I want to tell Starr about this girl who like her told the truth at great cost. This is what 12 strangers from all walks of life came to believe when we were put into a room and asked to make sense of what we had heard in three days.
It was not what I had planned to do this week. If I had not been randomly picked to show up at DeKalb Courthouse, and if I had been dismissed from any jury duty, as I so much wanted, I would have had time to carefully study the texts for today. But what I was given by life, and by God, was this experience. Now my life is forever tied to a man who sits in jail, to a little girl whom I know still has an uphill battle to get over the abuse which has been done to her, and to her family who may or may not ever come back together. It may not even be the best thing if they do.
In the end, as we the jury said goodbye to each other never be together again, we agreed on some other things. One person said the experience had restored some of his faith in the legal system and even in our culture. All of us seemed to be of the same opinion. That does not mean I am not troubled by the state legislature cutting four million dollars for the defense of poor people who cannot afford a lawyer while they put more than that into pork projects like building a peanut museum.
In the middle of the week, yet another study came out showing how black men get longer, more severe punishments for committing the same crime in Georgia.

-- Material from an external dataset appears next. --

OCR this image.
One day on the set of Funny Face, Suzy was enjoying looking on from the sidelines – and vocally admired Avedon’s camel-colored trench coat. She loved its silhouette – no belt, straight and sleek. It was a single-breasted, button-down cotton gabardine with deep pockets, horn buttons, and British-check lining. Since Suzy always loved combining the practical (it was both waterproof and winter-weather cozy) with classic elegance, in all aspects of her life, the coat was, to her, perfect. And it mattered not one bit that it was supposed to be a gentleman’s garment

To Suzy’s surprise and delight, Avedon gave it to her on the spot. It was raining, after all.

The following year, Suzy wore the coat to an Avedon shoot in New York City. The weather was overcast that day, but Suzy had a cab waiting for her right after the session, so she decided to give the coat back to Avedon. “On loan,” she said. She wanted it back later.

Still, I came away seeing our legal system will work if we do what we can to make it just. As an aside, if the impeachment of Bill Clinton had been given to 12 random citizens rather than 100 politicians, it would have spared us a lot of trouble whatever the outcome.
The week ahead of us is called Holy Week. As we go through the events of this week in Jesus’ life, we will see it is one big mess full of betrayals, denials, and an innocent man who died of a cruel form of capital punishment without being charged or given a fair trial. And even out of this, God is able to bring hope and indeed new life like we never imagined possible. Let me tell you my friends. There is no way to the joy of Easter than right through the horror of the cross. Stay together. You will need each other along the way.